Tout bénéfice. Si la Russie redoute que les États-Unis étendent leur réseau de laboratoires biologiques en Afrique, la stratégie est bien pesée par Washington qui y trouve parfaitement son compte, comme l’explique à Sputnik Moses Khanyile, directeur du Centre d'études militaires (CEMIS) de l’Université sud-africaine de Stellenbosch.
En s’installant en Afrique, les États-Unis évitent les contrôles et réduisent leur responsabilité en cas de fâcheuses conséquences dans ce type de laboratoires.
"Les États-Unis transféreront les multiples exigences de conformité de leur propre pays au pays hôte. Cela assurera aussiune liberté d'action pour ce qu’ils veulent faire, sans crainte de répercussions immédiates. Cela réduit la responsabilité", explique ainsi le chercheur.
Le transfert d’activités biologiques à double usage répond aussi à des logiques d’influence. Les États-Unis ont bien identifié l’Afrique comme un continent d’avenir et veulent y apposer leur empreinte.
"Le continent est un marché en pleine croissance. Il est au centre de nombreux intérêts géopolitiques. Il possède de vastes ressources minérales, essentielles à la subsistance de la plupart des pays. Par conséquent, tout ce qui peut aider à stabiliser l'empreinte sera d'un grand intérêt pour toutes les puissances mondiales, y compris les États-Unis", déclare ainsi Moses Khanyile.
Risques multipliés
Pour les populations africaines, les risques sont au contraire décuplés, souligne encore le spécialiste. Les recherches sur le matériel biologique peuvent provoquer des accidents, mais sont aussi sous la menace d’organisations criminelles, qui s’intéressent particulièrement à ce type d’activité.
"Il pourrait y avoir une fuite. Des recherches peuvent tomber entre les mauvaises mains de terroristes. Les syndicats du crime sont toujours à la recherche de certaines de ces armes biologiques pour poursuivre leurs objectifs", souligne Moses Khanyile.

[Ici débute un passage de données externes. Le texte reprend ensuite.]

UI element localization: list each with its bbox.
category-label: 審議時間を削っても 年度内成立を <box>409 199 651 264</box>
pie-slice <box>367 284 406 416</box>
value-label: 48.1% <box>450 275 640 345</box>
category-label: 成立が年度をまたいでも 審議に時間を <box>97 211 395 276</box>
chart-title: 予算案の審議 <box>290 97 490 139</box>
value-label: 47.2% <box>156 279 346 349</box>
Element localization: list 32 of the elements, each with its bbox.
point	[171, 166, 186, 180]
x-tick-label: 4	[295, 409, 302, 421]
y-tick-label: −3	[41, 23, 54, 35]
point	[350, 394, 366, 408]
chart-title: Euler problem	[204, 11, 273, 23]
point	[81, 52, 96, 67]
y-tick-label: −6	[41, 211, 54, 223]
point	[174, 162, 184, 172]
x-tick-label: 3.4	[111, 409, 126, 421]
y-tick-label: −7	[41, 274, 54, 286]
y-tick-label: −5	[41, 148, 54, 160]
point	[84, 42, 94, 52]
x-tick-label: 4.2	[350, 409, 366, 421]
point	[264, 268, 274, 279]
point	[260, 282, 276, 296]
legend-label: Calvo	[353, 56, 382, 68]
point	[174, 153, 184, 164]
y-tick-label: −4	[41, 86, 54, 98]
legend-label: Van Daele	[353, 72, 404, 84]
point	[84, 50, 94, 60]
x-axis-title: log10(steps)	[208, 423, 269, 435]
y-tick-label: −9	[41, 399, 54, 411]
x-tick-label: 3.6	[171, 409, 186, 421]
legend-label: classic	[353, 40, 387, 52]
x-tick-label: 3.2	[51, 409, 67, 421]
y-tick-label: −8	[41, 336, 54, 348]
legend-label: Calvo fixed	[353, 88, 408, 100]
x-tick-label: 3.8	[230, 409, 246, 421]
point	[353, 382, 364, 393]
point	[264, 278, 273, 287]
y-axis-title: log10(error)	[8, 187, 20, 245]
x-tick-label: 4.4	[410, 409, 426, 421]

Sur un plan légal, le fait que les Africains n’aient pas accès aux résultats des études menées dans ces laboratoires pourrait aussi constituer une violation de la Convention sur les armes biologiques. Cette dernière interdit le développement, la production, le transfert, le stockage et l'utilisation des armes biologiques et à toxines, depuis 1975.
Début octobre, la Défense russe avait annoncé disposer de documents prouvant le transfert d’études biologiques à double usage en Afrique. Le Pentagone utiliserait notamment des sous-traitants au Cameroun, en Ouganda, en Sierra Leone et en République démocratique du Congo.